Objectives: This application defines a program to further the research career of a promising junior investigator within a mentored setting. Successful completion would allow the investigator to initiate a career as an independent clinician-scientist, conducting translational research directed at creating and evaluating therapeutics and vaccine candidates for herpes simplex virus (HSV), with the related goal of improving the understanding of immunity to HSV. The specific project for this application investigates the importance of HSV interactions with its principal entry receptors on neonatal disease and the influence of an interaction between an HSV glycoprotein and an immune signaling protein on memory immunity to HSV. Background: Herpes simplex viruses are common human pathogens, infecting more than 60% of American adults, with newborns particularly susceptible to severe disease. HSV initially infects cells after interacting with one of two principal receptors, HVEM and nectin. Prior published data suggest that neurologic disease is largely related to viral entry using nectin;our preliminary data suggest that the virus may manipulate memory immunity by engagement of HVEM. Research design and methods:
In Specific Aim 1 of this project, we will prime immunity to HSV in adult female mice by intravaginal infection with attenuated HSV-2, using either wild-type virus or virus altered to abrogate binding to HVEM. We will then rigorously investigate the memory lymphocyte response after challenge with either wild-type or mutant virus, addressing the hypothesis that regulatory T-cell responses at the mucosa are altered in the memory phase by initial viral interaction with HVEM.

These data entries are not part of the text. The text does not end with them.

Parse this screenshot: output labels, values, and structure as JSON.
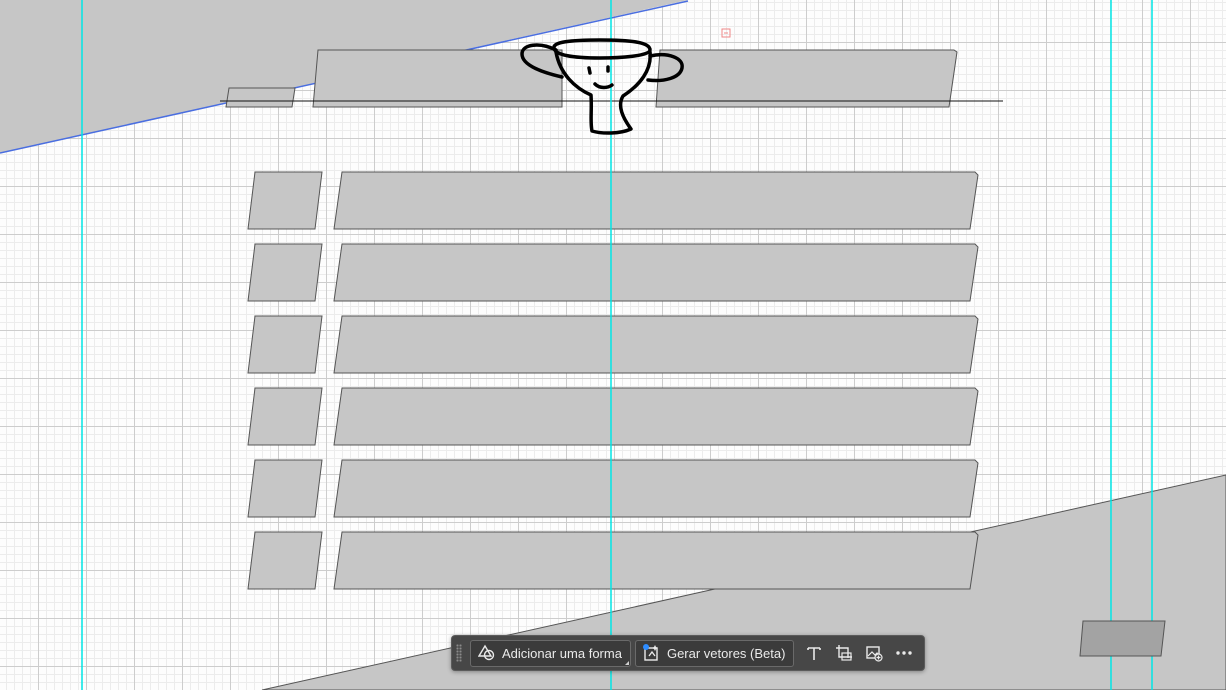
{
  "colors": {
    "canvas_bg": "#fdfdfd",
    "shape_fill": "#c6c6c6",
    "shape_fill_dark": "#a3a3a3",
    "shape_stroke": "#555555",
    "guide": "#00e5e5",
    "selection_line": "#4a6ee0",
    "toolbar_bg": "#474747"
  },
  "contextual_taskbar": {
    "add_shape_label": "Adicionar uma forma",
    "add_shape_icon": "shapes-icon",
    "generate_vectors_label": "Gerar vetores (Beta)",
    "generate_vectors_icon": "generate-vectors-icon",
    "text_icon": "text-tool-icon",
    "crop_icon": "crop-artboard-icon",
    "image_icon": "place-image-icon",
    "more_icon": "more-options-icon"
  },
  "canvas": {
    "doodle_name": "trophy-cup-doodle",
    "table_rows": 6
  }
}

In Aim 2, we will test the influence of HVEM engagement on neonatal HSV disease. We will use similar immunologic methods as in Aim 1 to test whether immunity in newborn mice is altered by engagement of HVEM. Routes of infection will be relevant to neonatal disease in humans.

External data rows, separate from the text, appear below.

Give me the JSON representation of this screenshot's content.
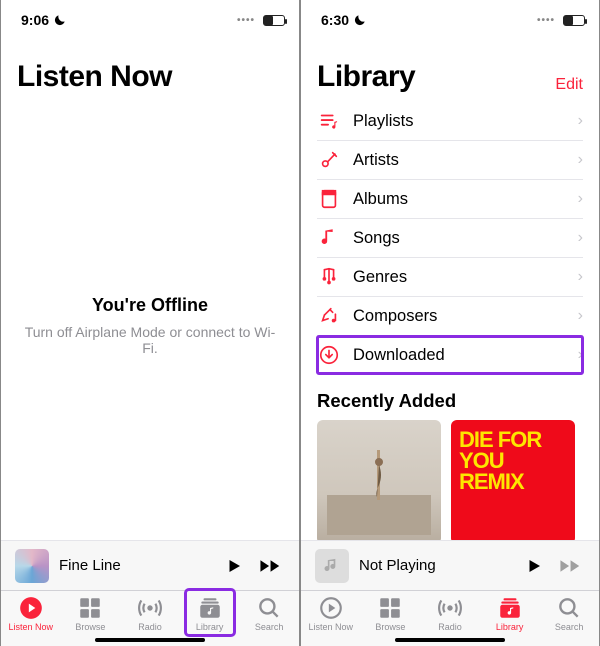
{
  "left": {
    "status_time": "9:06",
    "title": "Listen Now",
    "offline": {
      "heading": "You're Offline",
      "subtext": "Turn off Airplane Mode or connect to Wi-Fi."
    },
    "now_playing": {
      "track": "Fine Line"
    },
    "tabs": [
      {
        "label": "Listen Now",
        "icon": "play-circle-icon",
        "active": true
      },
      {
        "label": "Browse",
        "icon": "browse-icon"
      },
      {
        "label": "Radio",
        "icon": "radio-icon"
      },
      {
        "label": "Library",
        "icon": "library-icon",
        "highlight": true
      },
      {
        "label": "Search",
        "icon": "search-icon"
      }
    ]
  },
  "right": {
    "status_time": "6:30",
    "title": "Library",
    "edit_label": "Edit",
    "rows": [
      {
        "icon": "playlists-icon",
        "label": "Playlists"
      },
      {
        "icon": "artists-icon",
        "label": "Artists"
      },
      {
        "icon": "albums-icon",
        "label": "Albums"
      },
      {
        "icon": "songs-icon",
        "label": "Songs"
      },
      {
        "icon": "genres-icon",
        "label": "Genres"
      },
      {
        "icon": "composers-icon",
        "label": "Composers"
      },
      {
        "icon": "downloaded-icon",
        "label": "Downloaded",
        "highlight": true
      }
    ],
    "section_heading": "Recently Added",
    "albums": [
      {
        "title_lines": [
          "",
          "",
          ""
        ]
      },
      {
        "title_lines": [
          "DIE FOR",
          "YOU",
          "REMIX"
        ]
      }
    ],
    "now_playing": {
      "track": "Not Playing"
    },
    "tabs": [
      {
        "label": "Listen Now",
        "icon": "play-circle-icon"
      },
      {
        "label": "Browse",
        "icon": "browse-icon"
      },
      {
        "label": "Radio",
        "icon": "radio-icon"
      },
      {
        "label": "Library",
        "icon": "library-icon",
        "active": true
      },
      {
        "label": "Search",
        "icon": "search-icon"
      }
    ]
  }
}
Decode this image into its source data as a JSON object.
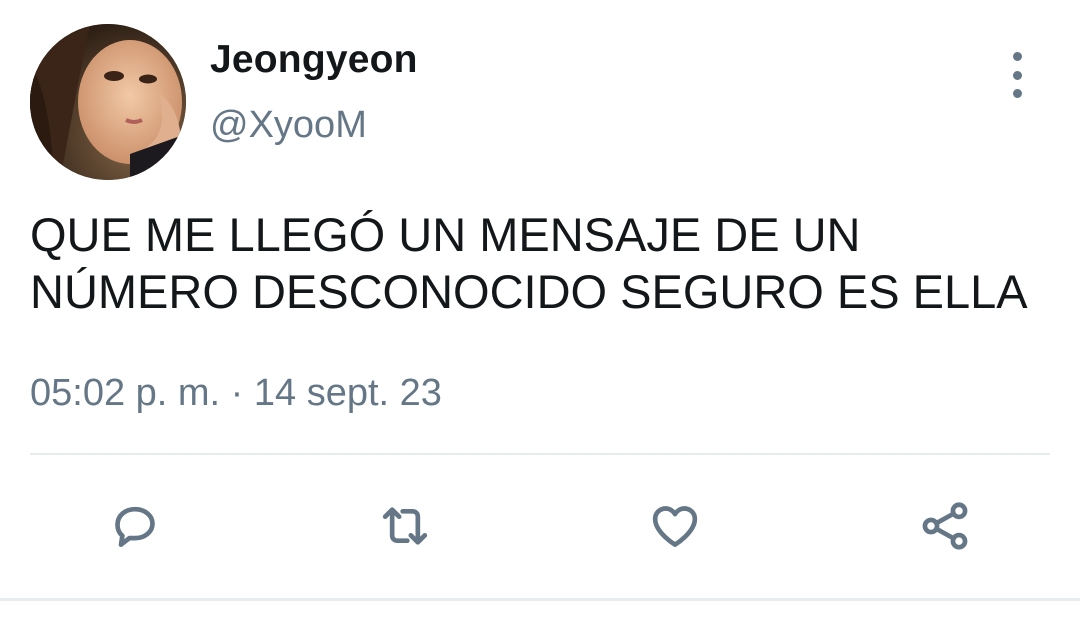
{
  "tweet": {
    "author": {
      "display_name": "Jeongyeon",
      "handle": "@XyooM"
    },
    "text": "QUE ME LLEGÓ UN MENSAJE DE UN NÚMERO DESCONOCIDO SEGURO ES ELLA",
    "timestamp": "05:02 p. m. · 14 sept. 23"
  },
  "icons": {
    "more": "more-vertical-icon",
    "reply": "reply-bubble-icon",
    "retweet": "retweet-icon",
    "like": "heart-icon",
    "share": "share-icon"
  },
  "colors": {
    "text_primary": "#14171a",
    "text_secondary": "#657786",
    "divider": "#e6ecf0",
    "background": "#ffffff"
  }
}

In Aim 3, we will investigate in detail our preliminary observation that HVEM is not sufficient to cause HSV disease in newborn mice, looking at spread and pathogenesis of disease in mice lacking one or both principal receptors. We will also measure the relative expression of different receptors in different tissues during early postnatal development. Research environment: The candidate proposes to develop this project within an environment with established success at nurturing the careers of junior investigators. Under the supervision of experts in the field, this project will add new expertise to the candidate's background, including development of murine neonatal infection models, investigation of newborn immune responses, and immunohistochemical methods. Career development activities within the proposal include didactic coursework in molecular biology and immunology, regular evaluations by a career advisory committee, and training in the responsible conduct of research. Public health relevance: The understanding of memory immunity to herpes simplex virus (HSV) has implications for the development of vaccines effective at preventing shedding in chronically infected individuals, and may lead to development of therapeutic methods to minimize or prevent neonatal exposure during delivery. A better understanding of the influence of different HSV receptors on pathogenesis of neonatal disease may lead to improved therapeutics in this population.

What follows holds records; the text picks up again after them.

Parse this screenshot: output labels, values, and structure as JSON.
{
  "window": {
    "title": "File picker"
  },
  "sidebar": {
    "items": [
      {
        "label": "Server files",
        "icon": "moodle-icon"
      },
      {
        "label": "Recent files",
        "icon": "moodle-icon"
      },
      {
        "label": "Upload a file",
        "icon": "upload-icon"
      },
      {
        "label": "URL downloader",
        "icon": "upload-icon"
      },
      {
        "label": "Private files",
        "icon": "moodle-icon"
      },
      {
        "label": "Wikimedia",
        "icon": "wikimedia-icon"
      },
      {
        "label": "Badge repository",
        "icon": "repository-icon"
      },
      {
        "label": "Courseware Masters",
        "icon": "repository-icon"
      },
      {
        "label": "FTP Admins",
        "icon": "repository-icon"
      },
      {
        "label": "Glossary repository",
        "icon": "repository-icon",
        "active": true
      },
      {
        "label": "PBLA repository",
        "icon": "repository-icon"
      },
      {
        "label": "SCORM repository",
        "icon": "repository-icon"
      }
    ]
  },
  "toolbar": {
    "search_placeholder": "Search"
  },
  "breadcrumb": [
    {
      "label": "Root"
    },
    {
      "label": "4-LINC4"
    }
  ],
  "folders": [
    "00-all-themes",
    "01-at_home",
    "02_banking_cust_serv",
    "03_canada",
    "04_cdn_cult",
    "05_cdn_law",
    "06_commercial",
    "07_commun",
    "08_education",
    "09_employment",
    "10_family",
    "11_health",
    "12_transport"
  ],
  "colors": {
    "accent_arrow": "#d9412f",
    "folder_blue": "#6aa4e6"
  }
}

Public health relevance: The understanding of memory immunity to herpes simplex virus (HSV) has implications for the development of vaccines effective at preventing shedding in chronically infected individuals, and may lead to development of therapeutic methods to minimize or prevent neonatal exposure during delivery. A better understanding of the influence of different HSV receptors on pathogenesis of neonatal disease may lead to improved therapeutics in this population.